Warner Bros. Discovery has revealed an upcoming Southeast Asia-localized version of Tom and Jerry, along with a brief teaser showing what the updated characters will look like in the new series.
The seven, three-minute shorts will feature the cartoon cat and mouse playing their endless game among the most recognizable landmarks of Singapore. The series is the first localized version of the IP, but it’s worth noting that just last year WBD released a series of cutesy T&J shorts in Japan. The difference is that while the Japanese shorts were done in a distinctive kawaii/anime style, they were still set in a traditional Tom and Jerry universe. For the new Singapore episodes, the studio went to great lengths to create distinctly Singaporean scenarios. That has never been done before outside of the U.S.
Here’s what we know about the new Singapore-set series.
- The initial order for the show is a modest seven episodes of three minutes each. They are being produced locally in Asia, although WBD hasn’t clarified by whom, and a pilot episode is set to debut in August. The show will air on Cartoon Network in Asia Pacific and stream on HBO Go in Southeast Asia, Taiwan, and Hong Kong later this year, before later rolling out internationally.
- According to a WBD release, the studio will also launch Tom and Jerry-branded consumer products later this year.

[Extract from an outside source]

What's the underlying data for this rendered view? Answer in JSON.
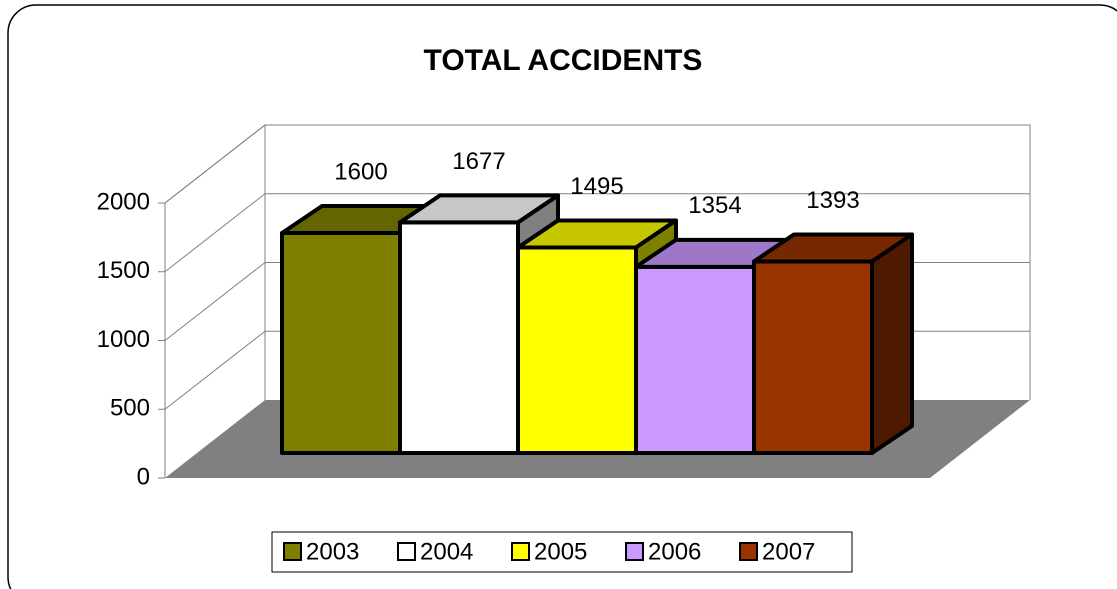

- Warner Bros. Discovery head of kids for Southeast Asia Christopher Ho said: “This series brings back the iconic music and classic animation style from the Hanna-Barbera 1950s era – but with a modern Singaporean twist. With distinctive landmarks, backdrops, and atmosphere, the Asian city-state is the ideal location to create a humorous addition to the Tom and Jerry canon. Working with homegrown creative talent in Singapore and across Asia, this project grows the much-loved franchise in the region and beyond.”
- Vishnu Athreya, senior VP of series, Warner Bros. Animation and Cartoon Network Studios, added: “Tom and Jerry are two of our most universally loved characters, proving that laughs can translate to any audience. The fans in Asia have long embraced these characters and it’s great to finally give them a version to call their own.”